Keywords: LLM, Public Service, Citizen Query, Misinformation, Trustworthiness
TL;DR: Introducing a dataset of 7.5k "citizen query" prompt-response pairs and utilising a range of evaluation techniques to elicit preliminary information about LLM usefulness in UK-government public information tasks
Abstract: "Citizen queries" are questions about government policies, guidance, and services relevant to an individual's circumstances. LLM-powered chatbots have a number of strengths that make them the obvious future for citizen query-answering, but hallucinated or outdated answers can cause significant harm to askers in such a sensitive context. We introduce OpenGovCorpus-UK and OpenGovCorpus-eval: a 7.5k-Q\&A-pair benchmark synthesized from $gov.uk$, and its use in an evaluation framework for LLMs in citizen-query tasks.
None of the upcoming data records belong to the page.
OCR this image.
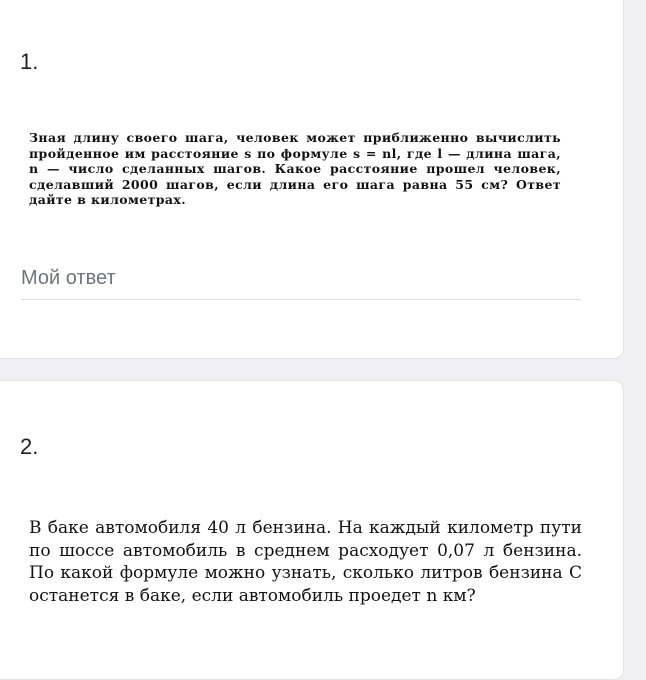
1.
Зная длину своего шага, человек может приближенно вычислить пройденное им расстояние s по формуле s = nl, где l — длина шага, n — число сделанных шагов. Какое расстояние прошел человек, сделавший 2000 шагов, если длина его шага равна 55 см? Ответ дайте в километрах.
Мой ответ
2.
В баке автомобиля 40 л бензина. На каждый километр пути по шоссе автомобиль в среднем расходует 0,07 л бензина. По какой формуле можно узнать, сколько литров бензина C останется в баке, если автомобиль проедет n км?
The protocol spans three evaluator classes ((1) open-weights models, (2) GPT-family models, and (3) human judgment) combining a persona-aware Metadata Grader, embedding- and token-level Semantic Similarity, and \LLM-as-a-Judge with pass-rate aggregation. Results show strong few-shot gains, context and persona mismatches not captured by similarity metrics alone, and variation across families of closed/open models. We provide a reproducible procedure and thresholds suitable for lifecycle monitoring as policies and models evolve, supporting evidence-based public sector deployment for the future of trustworthy LLMs in government services.